A History of Preaching
F. R. Webber

It is difficult to know whether to name Alexander Fletcher among the Scottish preachers or those of England. He was born in Bridge of Teith, Scotland, where his father was clergyman. He was educated in the grammar school at Doune, Stirling. In 1798, when but 11 years of age, he entered Glasgow College, and in 1802, when but 15, he entered the theological hall. In 1806 he united with the Associate Synod, and because of his youth he acted for four or five years as assistant to his father at Bridge of Teith.

In 1811 he was called to Miles Lane Chapel, a well-known Nonconformist congregation in London. The group was small and the salary meagre, but Fletcher's preaching soon drew a congregation that overflowed the little chapel. A large chapel was built in the street known as London Wall. This Albion Chapel, as it was called, soon became crowded. In was built in 1816, but in less than ten years it was found quite inadequate, and a large church was built in Finsbury Circus. In London Alexander Fletcher quickly gained fame as a preacher of extraordinary appeal. He had trained himself to express weighty truths in simple, clear language, which even the uneducated could understand without effort. He was one of the most successful children's preachers of his generation. His special sermons for children became extremely popular, and often drew a many as 3,000.

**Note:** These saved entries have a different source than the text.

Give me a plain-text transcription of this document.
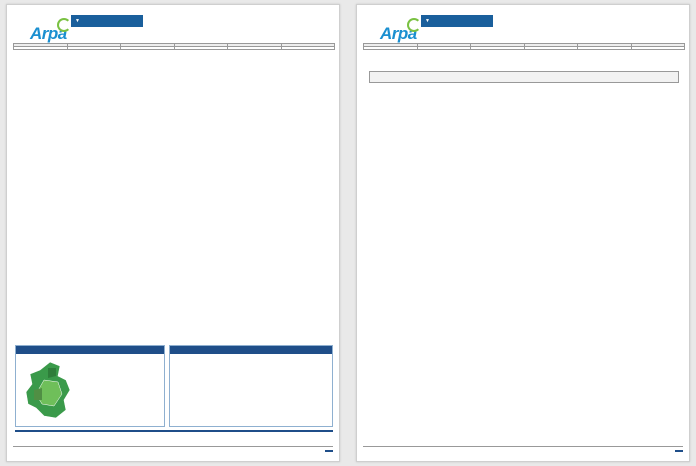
Arpa
▼

Arpa
▼
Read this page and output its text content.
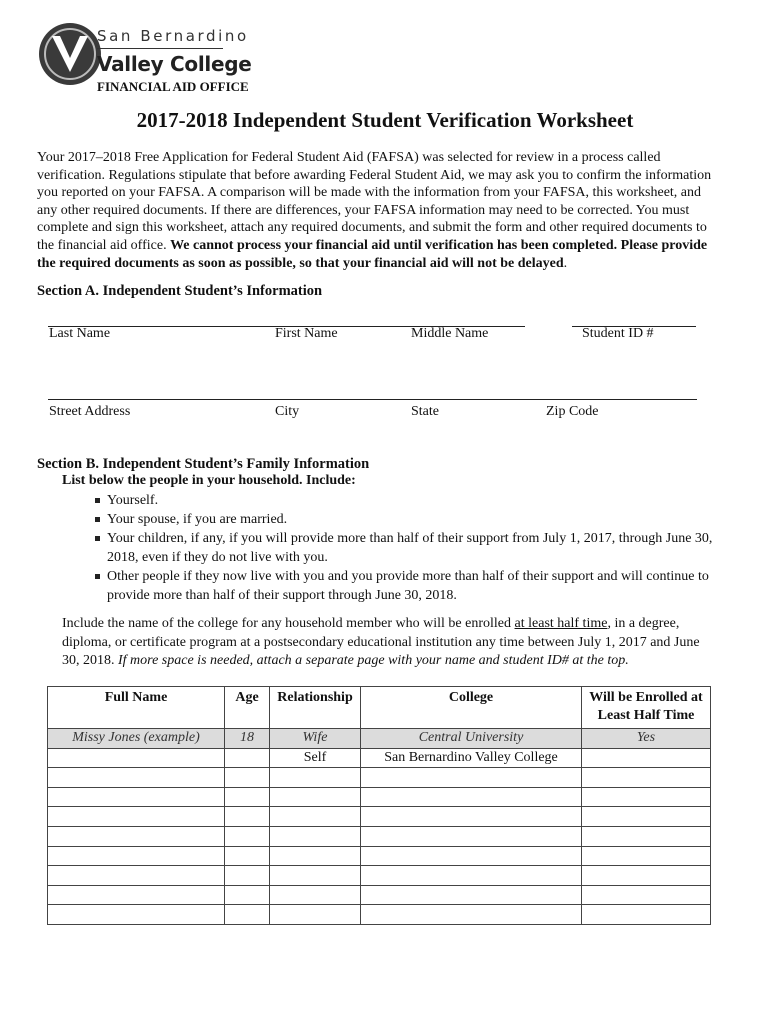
San Bernardino
Valley College
FINANCIAL AID OFFICE
2017-2018 Independent Student Verification Worksheet
Your 2017–2018 Free Application for Federal Student Aid (FAFSA) was selected for review in a process called verification. Regulations stipulate that before awarding Federal Student Aid, we may ask you to confirm the information you reported on your FAFSA. A comparison will be made with the information from your FAFSA, this worksheet, and any other required documents. If there are differences, your FAFSA information may need to be corrected. You must complete and sign this worksheet, attach any required documents, and submit the form and other required documents to the financial aid office. We cannot process your financial aid until verification has been completed. Please provide the required documents as soon as possible, so that your financial aid will not be delayed.
Section A. Independent Student’s Information
Last Name	First Name	Middle Name	Student ID #
Street Address	City	State	Zip Code
Section B. Independent Student’s Family Information
List below the people in your household. Include:
Yourself.
Your spouse, if you are married.
Your children, if any, if you will provide more than half of their support from July 1, 2017, through June 30, 2018, even if they do not live with you.
Other people if they now live with you and you provide more than half of their support and will continue to provide more than half of their support through June 30, 2018.
Include the name of the college for any household member who will be enrolled at least half time, in a degree, diploma, or certificate program at a postsecondary educational institution any time between July 1, 2017 and June 30, 2018. If more space is needed, attach a separate page with your name and student ID# at the top.
Full Name	Age	Relationship	College	Will be Enrolled at Least Half Time
Missy Jones (example)	18	Wife	Central University	Yes
		Self	San Bernardino Valley College	
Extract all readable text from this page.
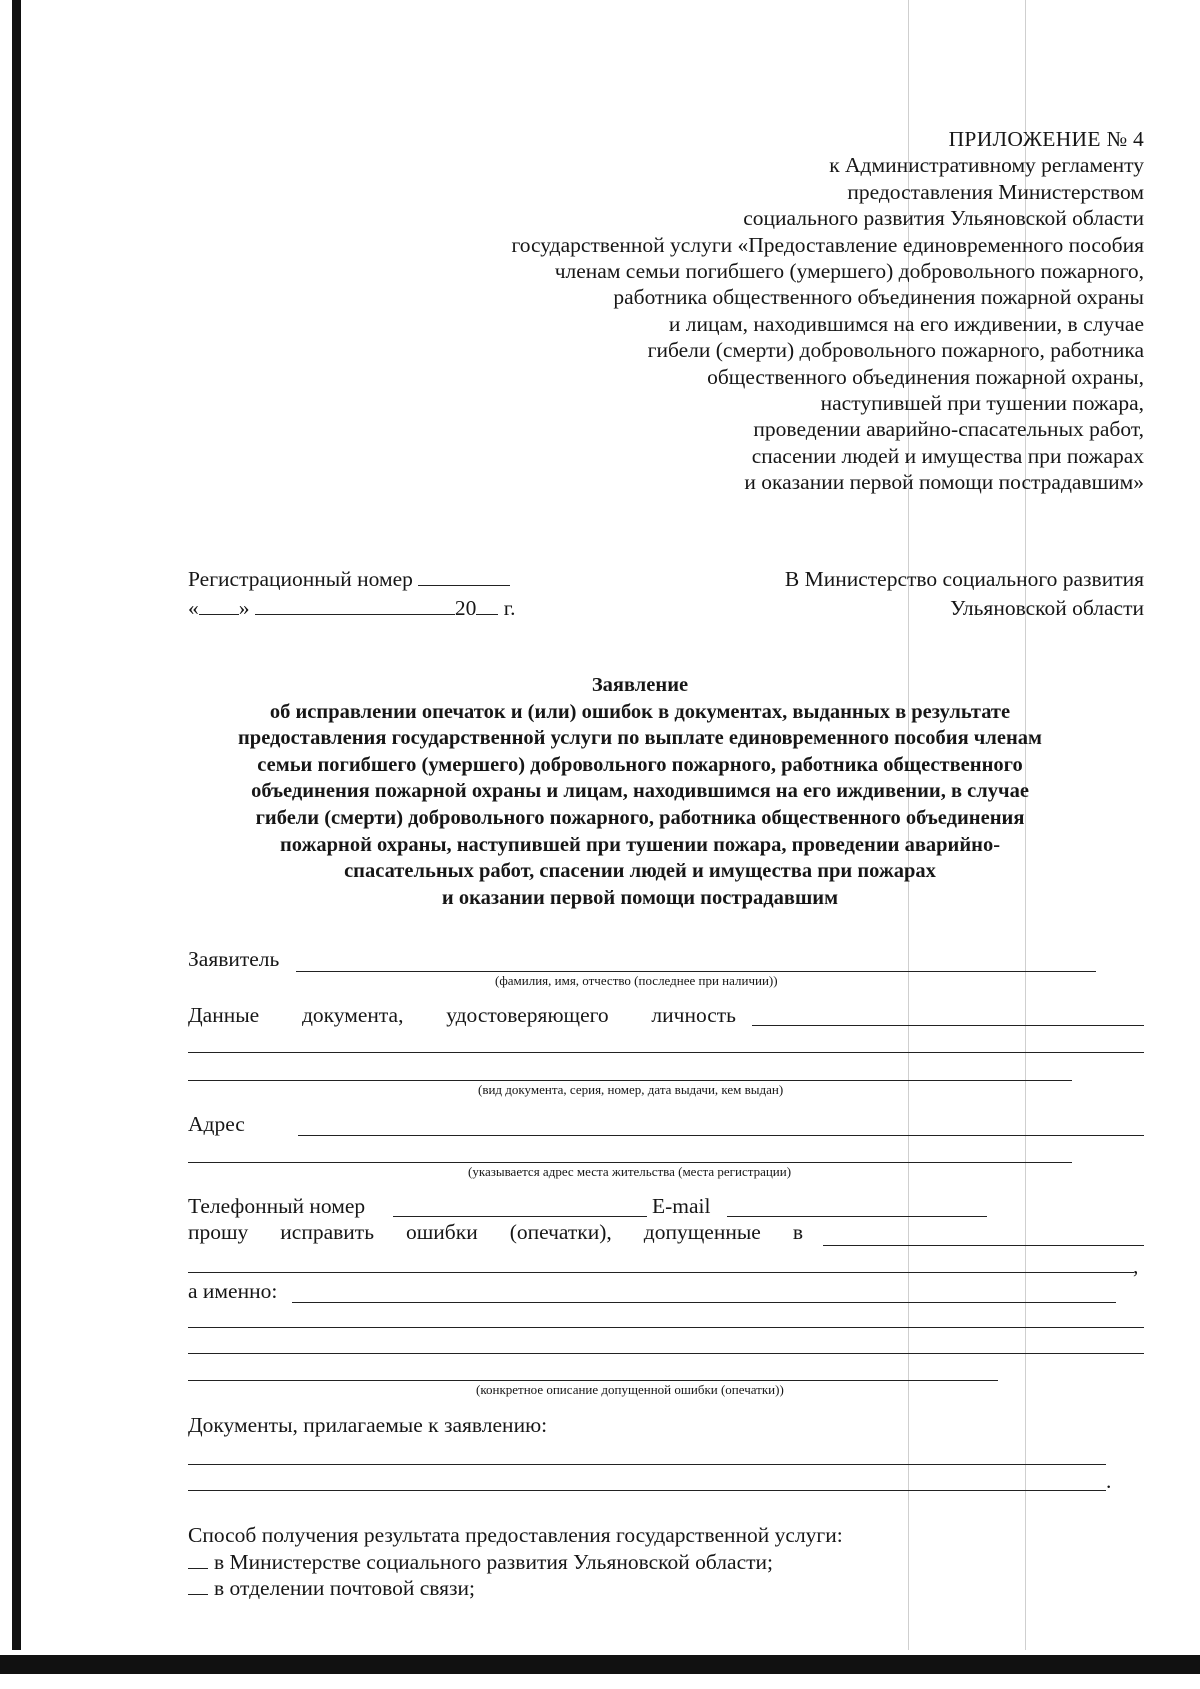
ПРИЛОЖЕНИЕ № 4
к Административному регламенту
предоставления Министерством
социального развития Ульяновской области
государственной услуги «Предоставление единовременного пособия
членам семьи погибшего (умершего) добровольного пожарного,
работника общественного объединения пожарной охраны
и лицам, находившимся на его иждивении, в случае
гибели (смерти) добровольного пожарного, работника
общественного объединения пожарной охраны,
наступившей при тушении пожара,
проведении аварийно-спасательных работ,
спасении людей и имущества при пожарах
и оказании первой помощи пострадавшим»
Регистрационный номер
« »	20 г.
В Министерство социального развития
Ульяновской области
Заявление
об исправлении опечаток и (или) ошибок в документах, выданных в результате
предоставления государственной услуги по выплате единовременного пособия членам
семьи погибшего (умершего) добровольного пожарного, работника общественного
объединения пожарной охраны и лицам, находившимся на его иждивении, в случае
гибели (смерти) добровольного пожарного, работника общественного объединения
пожарной охраны, наступившей при тушении пожара, проведении аварийно-
спасательных работ, спасении людей и имущества при пожарах
и оказании первой помощи пострадавшим
Заявитель
(фамилия, имя, отчество (последнее при наличии))
Данные документа, удостоверяющего личность
(вид документа, серия, номер, дата выдачи, кем выдан)
Адрес
(указывается адрес места жительства (места регистрации)
Телефонный номер	E-mail
прошу исправить ошибки (опечатки), допущенные в
,
а именно:
(конкретное описание допущенной ошибки (опечатки))
Документы, прилагаемые к заявлению:
.
Способ получения результата предоставления государственной услуги:
в Министерстве социального развития Ульяновской области;
в отделении почтовой связи;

During the second quarter of the nineteenth century, Finsbury Chapel was called the Nonconformist Cathedral of London. To a large proportion of the children of London it was known as Fletcher's Chapel, and they looked upon him as the children's pastor.

The interior of the chapel was unusual, for it was in the form of an elongated octagon, with radiating aisles, a sloping floor and two galleries running around the building. Dr. Fletcher anticipated the old-fashioned American "theatre-plan" church by more than 40 years. Writers of that period describe the Sunday mornings in Finsbury Circus in picturesque language: whole regiments of children converging from every direction, some of them in charge of Sunday-school teachers, and even entire Sunday-schools headed by their superintendents. As the hour of 11 approaches the circular area is packed with children, and all are trying to crowd into the short street just off the Circus, where stands Finsbury Chapel. Inside the large church every seat on the main floor is filled, and the two horseshoe galleries are filled. Dr. Fletcher comes in. He is a tall, stout man, with grey hair and beard, and his accent betrays his North Country origin.

Even in his early days in the little Miles Lane Chapel, Dr. Fletcher had declared that children cannot be drawn to a church or chapel if the sermons are expressed in weighty, theological language. He studied the art of expressing evangelical truth in the simplest of language. He visited the playgrounds of the children, made friends with them, and studied their expressions and their mental processes. With a few children gathered around him in a side street or on a playground, he would tell them Bible stories, striving to use words and illustrations that they could grasp without difficulty. In this way he learned to preach the celebrated sermons that drew children by the thousands from all over the Greater London area.